As a managed services provider (MSP), your job is to provide your clients with the best technologies for their businesses. Many MSPs do this by simply picking the right vendor for the job and even multiple vendors per client. While this may bring a number of benefits to your clients, (like providing the best RMM system on the market, the most secure file storage system, the highest rated service desk provider etc.), there are also many hazards that MSPs must be aware of when using multiple vendors.
Sometimes, the more tools you use, the heavier your tool belt gets, and the more it weighs you down.
Things to Be Aware of When Picking Different Vendors:
- Learning different systems: While there may be some similarities between systems, there are sure to be many differences as well. It takes time to learn different systems and to feel comfortable monitoring, diagnosing and fixing issues efficiently in each.
- Making the different systems talk: Many IT services platforms use APIs and can communicate with each other, for example, integrating a 3rd party BDR system with your RMM platform. However, this can lead to many headaches as well:
- Setting up the integrations takes time and you should perform testing to make sure all necessary information is being passed accurately... which also takes time.
- Too many cooks in the kitchen – having all of your vendors telling you about their product, recent updates and best practices can be a bit overwhelming.
- Vendor accountability when something goes wrong might be another issue when dealing with multiple vendors. Vendor s may point the blame to another vendor if something goes wrong, or there may just be lack of clarity as to where the issue is taking place, meaning you’re spending time figuring out who to contact instead of working on getting the problem fixed.
- Constant Upgrades: You obviously want your vendors to keep their systems up to date, but the vendors you have, the more often you’re dealing with upgrades. Upgrades can cause downtimes, take time to learn the new systems and can sometimes break integrations that you’ve already setup between separate systems. In other words, the more moving pieces you have, the more difficult it is to stay up to date and use them all to their fullest.
Benefits of an All-In-One System
Instead of hand-picking a multitude of vendors, all of which have different systems, interfaces and areas of expertise, MSPs can choose to use a unified managed services platform that has a variety of different features and services.

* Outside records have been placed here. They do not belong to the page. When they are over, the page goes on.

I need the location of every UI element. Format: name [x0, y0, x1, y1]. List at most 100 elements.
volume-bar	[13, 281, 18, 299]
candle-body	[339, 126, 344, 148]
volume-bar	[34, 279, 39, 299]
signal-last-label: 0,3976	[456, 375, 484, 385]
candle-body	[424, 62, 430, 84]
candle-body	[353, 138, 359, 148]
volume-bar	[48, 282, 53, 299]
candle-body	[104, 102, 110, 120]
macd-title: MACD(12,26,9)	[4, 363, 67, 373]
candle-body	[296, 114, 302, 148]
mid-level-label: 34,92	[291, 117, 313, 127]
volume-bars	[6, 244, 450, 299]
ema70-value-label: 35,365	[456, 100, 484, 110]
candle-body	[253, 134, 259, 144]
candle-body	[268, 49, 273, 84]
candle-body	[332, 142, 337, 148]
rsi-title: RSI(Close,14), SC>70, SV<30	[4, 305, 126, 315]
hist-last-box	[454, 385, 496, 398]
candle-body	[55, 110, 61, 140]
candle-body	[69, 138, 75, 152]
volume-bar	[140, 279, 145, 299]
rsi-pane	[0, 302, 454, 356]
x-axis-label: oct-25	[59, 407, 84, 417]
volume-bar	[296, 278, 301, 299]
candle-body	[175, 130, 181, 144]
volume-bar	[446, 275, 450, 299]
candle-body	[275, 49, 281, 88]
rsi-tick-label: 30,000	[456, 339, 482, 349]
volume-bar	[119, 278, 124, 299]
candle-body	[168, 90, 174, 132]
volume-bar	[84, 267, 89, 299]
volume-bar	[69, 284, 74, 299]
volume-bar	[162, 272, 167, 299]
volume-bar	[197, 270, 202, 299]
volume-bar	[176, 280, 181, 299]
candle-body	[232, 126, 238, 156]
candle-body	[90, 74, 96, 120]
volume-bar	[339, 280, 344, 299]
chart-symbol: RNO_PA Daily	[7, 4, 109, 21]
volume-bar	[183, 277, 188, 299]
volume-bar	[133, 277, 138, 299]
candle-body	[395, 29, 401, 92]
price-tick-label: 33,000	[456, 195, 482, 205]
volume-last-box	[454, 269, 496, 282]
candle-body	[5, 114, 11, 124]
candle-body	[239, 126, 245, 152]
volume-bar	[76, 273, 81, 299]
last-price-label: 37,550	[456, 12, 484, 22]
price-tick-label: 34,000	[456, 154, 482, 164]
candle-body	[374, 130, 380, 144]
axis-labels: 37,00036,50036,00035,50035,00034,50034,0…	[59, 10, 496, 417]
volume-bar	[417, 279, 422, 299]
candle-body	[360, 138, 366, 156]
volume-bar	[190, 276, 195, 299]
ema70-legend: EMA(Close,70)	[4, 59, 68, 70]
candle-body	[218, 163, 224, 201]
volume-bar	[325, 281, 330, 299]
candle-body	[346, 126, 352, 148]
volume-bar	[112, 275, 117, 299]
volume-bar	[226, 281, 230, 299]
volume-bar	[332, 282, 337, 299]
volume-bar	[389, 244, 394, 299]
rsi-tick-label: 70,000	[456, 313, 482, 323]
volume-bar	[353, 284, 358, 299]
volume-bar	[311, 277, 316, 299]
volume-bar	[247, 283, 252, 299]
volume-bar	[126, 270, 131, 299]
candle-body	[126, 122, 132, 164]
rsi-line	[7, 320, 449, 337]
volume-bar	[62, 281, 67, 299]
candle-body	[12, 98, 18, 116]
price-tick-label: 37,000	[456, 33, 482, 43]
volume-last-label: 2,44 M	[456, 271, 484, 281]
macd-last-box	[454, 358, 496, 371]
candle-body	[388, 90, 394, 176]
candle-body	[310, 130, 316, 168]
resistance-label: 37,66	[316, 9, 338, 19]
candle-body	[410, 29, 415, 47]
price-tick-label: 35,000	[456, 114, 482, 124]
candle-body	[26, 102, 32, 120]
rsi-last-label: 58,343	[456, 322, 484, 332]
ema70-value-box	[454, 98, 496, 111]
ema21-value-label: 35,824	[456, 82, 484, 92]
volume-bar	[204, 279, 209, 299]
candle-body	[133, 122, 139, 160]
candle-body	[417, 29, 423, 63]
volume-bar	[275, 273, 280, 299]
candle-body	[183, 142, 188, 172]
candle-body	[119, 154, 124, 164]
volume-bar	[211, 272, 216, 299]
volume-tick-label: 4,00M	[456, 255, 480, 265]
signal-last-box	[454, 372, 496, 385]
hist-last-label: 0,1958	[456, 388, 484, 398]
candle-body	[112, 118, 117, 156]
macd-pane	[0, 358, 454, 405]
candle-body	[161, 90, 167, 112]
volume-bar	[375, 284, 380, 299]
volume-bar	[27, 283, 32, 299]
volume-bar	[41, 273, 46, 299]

Using a unified platform eliminates many of the hurdles listed above, and allows MSPs to be more efficient in terms of diagnosis and resolution of clients’ issues.
- Operational Efficiencies: Although it may take longer to learn initially, using a unified platform will allow you to operate much efficiently as an MSP. The user interface will be similar across all channels and you won’t have to constantly learn new systems or re-adjust based on new upgrades. Additionally, since the system is fully integrated out of the box, you won’t need to worry about setting up integrations and making sure they all work.
- Resolution Efficiencies: Using an integrated system allows you to identify issues more quickly, and many times can resolve issues on its own without your involvement.
What’s the Best Solution for You?
Ultimately, you know your clients the best and can determine which solutions are the most effective. This isn’t an “all or nothing” decision, where you either use the same system every time for everything, or use multiple vendors for all of your clients. Perhaps you have a platform for 90% of the work you do, but you don’t like their mobile device management software, so you swap that out with a 3rd party vendor. That’s totally fine! You’re in charge of making yourself the most efficient and most effective MSP you can be. However, it’s important to be aware of the benefits and dangers of using a variety of vendors versus a unified system. There is most certainly a threshold to using multiple vendors, and after hitting your tipping point, you’ll end up spending more time managing your vendors, than managing your actual clients.